The Journal of Immigrant and Refugee Studies recently published an article on the team’s work and Chhuon recently completed a book chapter collaboration with Srey and Nin. Beyond the research, however, the team knew more could be done.

“Our work as scholars and advocates focused on ways to support the resettlement of these individuals in Cambodia,” Chhuon says. “Across four years, we have conducted several rounds of teacher training workshops for those who are interested in teaching English in Cambodia. Teaching provides individuals with respectful and stable employment that leveraged a valuable asset—the English language.”

“What was really important is that they knew how to speak English,” Srey says. “It’s a huge need in Cambodia to learn to speak English and there’s not a lot of teachers there.”
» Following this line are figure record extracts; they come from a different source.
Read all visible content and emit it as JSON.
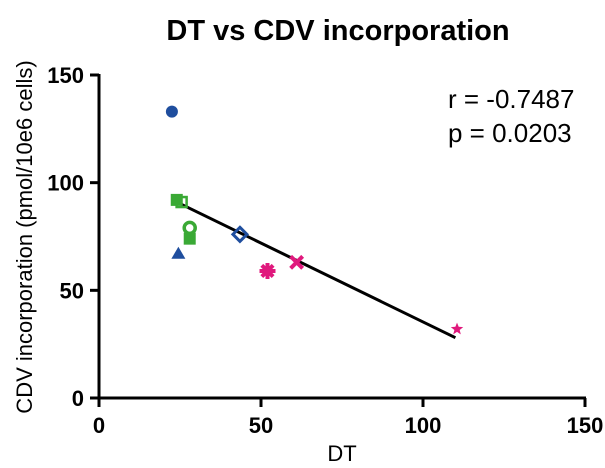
{
  "chart_data": {
    "type": "scatter",
    "title": "DT vs CDV incorporation",
    "xlabel": "DT",
    "ylabel": "CDV incorporation (pmol/10e6 cells)",
    "xlim": [
      0,
      150
    ],
    "ylim": [
      0,
      150
    ],
    "xticks": [
      0,
      50,
      100,
      150
    ],
    "yticks": [
      0,
      50,
      100,
      150
    ],
    "annotations": [
      "r = -0.7487",
      "p = 0.0203"
    ],
    "grid": false,
    "points": [
      {
        "x": 22.5,
        "y": 133,
        "marker": "circle",
        "color": "#1f4e9e"
      },
      {
        "x": 24.5,
        "y": 67,
        "marker": "triangle",
        "color": "#1f4e9e"
      },
      {
        "x": 43.5,
        "y": 76,
        "marker": "diamond-open",
        "color": "#1f4e9e"
      },
      {
        "x": 24.0,
        "y": 92,
        "marker": "square",
        "color": "#3aa935"
      },
      {
        "x": 25.5,
        "y": 91,
        "marker": "square-open",
        "color": "#3aa935"
      },
      {
        "x": 28.0,
        "y": 79,
        "marker": "circle-open",
        "color": "#3aa935"
      },
      {
        "x": 28.0,
        "y": 74,
        "marker": "square",
        "color": "#3aa935"
      },
      {
        "x": 52.0,
        "y": 59,
        "marker": "asterisk",
        "color": "#e0197d"
      },
      {
        "x": 61.0,
        "y": 63,
        "marker": "cross",
        "color": "#e0197d"
      },
      {
        "x": 110.5,
        "y": 32,
        "marker": "star",
        "color": "#e0197d"
      }
    ],
    "fit_line": {
      "x": [
        24,
        110
      ],
      "y": [
        91,
        28
      ],
      "color": "#000000"
    }
  }
}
In addition, a lot of the deportees tried to start their own businesses, but lacked a solid entrepreneurial background. “During the pandemic, we held Zoom sessions that focused on small business ideas for deportees,” Chhuon says.

The collaboration has also included mental health support for individuals in Cambodia and their families in the U.S. “In 2019 we organized group meetings to provide emotional support for deportees in Cambodia, later we moved these gatherings online because of COVID,” Aleixo explains.

The sustainability and growth of all these projects is due to CEHD’s strong relationship with Khmer Vulnerability Aide Organization (KVAO), a local humanitarian organization that supports Cambodian American deportees in Cambodia.

Today, Cambodia is a hub for CEHD’s international engagement, spanning multiple disciplines and departments. Other faculty and alumni who are involved with Cambodian initiatives include Professor Bhaskar Uphdayay (Department of Organizational Leadership, Policy, and Development), Professor Liz Weiling (formerly Department of Family Social Science, now at the University of Georgia), and Professor Sachiko Yokoi Horii (CEHD alumnus now at Osaka University, Japan).

“Our engagement has contributed to meaningful employment and increased visibility and respect for this marginalized community in Cambodia,” Chhuon says.

This past July, Chhuon was in Cambodia working with two graduate students as part of the Mary T. Scholars Program. These students are part of an inaugural cohort to work and learn with organizations that support the resettlement of deported Cambodian Americans.

“Cambodia is a critical site for CEHD; it represents so much of what we hope to stand for: Bringing together local and global communities, advocacy and social justice, interdisciplinary collaboration, and alumni connections,” Aleixo says. “It’s amazing that one site reflects so many of our values and priorities.”